Piazza Libertà, rimosse altre palme

Sono state distrutte dal punteruolo rosso, ora resta solo una pianta
GIULIANOVA. Quella che un tempo era nota come la piazza dalle alte palme ora non lo è più. Le ultime palme in piazza della Libertà, malate perché infestate dal punteruolo rosso, sono state rimosse ieri mattina dalla ditta Bio verde di Mosciano. Delle dieci alte piante che c'erano un tempo, a resistere tenacemente ce n'è rimasta una sola.
Il pernicioso insetto da diversi anni ha colpito, fatto ammalare e ucciso moltissime palme in tutto il territorio comunale. Le ultime 11, piantate nel cimitero, sono state rimosse lo scorso gennaio. In molti, ieri, hanno assistito dispiaciuti alle operazioni di taglio e rimozione delle tre palme in piazza della Libertà. La piazza, infatti, che ospita la statua in bronzo del re Vittorio Emanuele II, attorniata dalle sue verdi e alte palme, è stata per moltissimi anni simbolo di Giulianova, tanto da essere immortalata in molte cartoline e sui libri o siti di promozione turistica.

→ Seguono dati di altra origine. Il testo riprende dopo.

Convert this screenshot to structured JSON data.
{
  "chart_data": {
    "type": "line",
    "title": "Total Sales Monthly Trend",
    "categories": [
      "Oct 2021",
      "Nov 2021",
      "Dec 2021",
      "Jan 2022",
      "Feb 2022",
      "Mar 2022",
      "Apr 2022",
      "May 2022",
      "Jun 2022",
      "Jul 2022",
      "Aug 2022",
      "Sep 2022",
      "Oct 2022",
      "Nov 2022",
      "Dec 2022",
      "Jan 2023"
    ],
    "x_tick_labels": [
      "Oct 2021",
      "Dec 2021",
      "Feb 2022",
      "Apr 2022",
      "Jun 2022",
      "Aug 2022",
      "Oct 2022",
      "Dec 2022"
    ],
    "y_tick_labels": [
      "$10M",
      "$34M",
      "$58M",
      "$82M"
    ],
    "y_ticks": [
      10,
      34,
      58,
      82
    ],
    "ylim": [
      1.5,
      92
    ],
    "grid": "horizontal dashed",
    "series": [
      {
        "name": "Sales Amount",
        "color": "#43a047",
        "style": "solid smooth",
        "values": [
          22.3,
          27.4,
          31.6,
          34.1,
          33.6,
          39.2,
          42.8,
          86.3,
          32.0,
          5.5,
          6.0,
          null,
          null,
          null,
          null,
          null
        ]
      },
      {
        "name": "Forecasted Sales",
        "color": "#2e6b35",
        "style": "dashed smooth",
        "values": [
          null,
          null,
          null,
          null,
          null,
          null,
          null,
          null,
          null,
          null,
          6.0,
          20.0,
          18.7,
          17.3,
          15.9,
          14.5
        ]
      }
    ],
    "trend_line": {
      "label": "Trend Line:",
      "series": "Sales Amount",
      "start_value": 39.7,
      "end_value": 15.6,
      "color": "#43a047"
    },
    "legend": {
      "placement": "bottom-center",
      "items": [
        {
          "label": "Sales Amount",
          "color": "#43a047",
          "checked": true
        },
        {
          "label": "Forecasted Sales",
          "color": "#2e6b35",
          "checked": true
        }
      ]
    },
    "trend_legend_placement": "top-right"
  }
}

Una delle palme rimosse ieri mattina, era stata privata della caratteristica chioma l’anno scorso a settembre, con la speranza che riprendesse vita. Lo stesso giorno erano state rimosse altre tre piante. Il punteruolo rosso, però, non ha lasciato scampo alla pianta, che è stata abbattuta ieri insieme alle altre due. Il parassita, infatti, distrugge lepiante che lo ospitano, che vengono aggredite dall'interno facendole poi marcire. A nulla sono serviti i trattamenti preventivi per scongiurare la moria delle palme giuliesi. Non solo quelle di piazza della Libertà, infatti, sono affette dal parassita, ma anche in tutta la città, anche nei giardini privati.
La ditta Bio verde, che si è aggiudicata per un altro anno il bando di cura e rimozione delle palme cittadine, per 38mila euro annui, prima di passare alla soluzione finale e rimuovere il fusto, esegue anche dei trattamenti interni alla pianta. Il più delle volte senza successo. Le palme che, negli anni, sono state abbattute, comunque, non sono mai state sostituite con altre palme, un po’ perché sono molto costose, ma anche per timore che potessero a loro volta ammalarsi. Al loro posto, in piazza della Libertà, sono state piantate delle essenze arboree di basso fusto, quasi a creare dei cespugli. Se queste, da un lato, sono decisamente meno costose, dall’altro non assicurano l’ombra come facevano le palme, e così chi volesse sedersi su di una panchinadella piazza nei giorni soleggiati non potrà difendersi dal caldo e dal sole.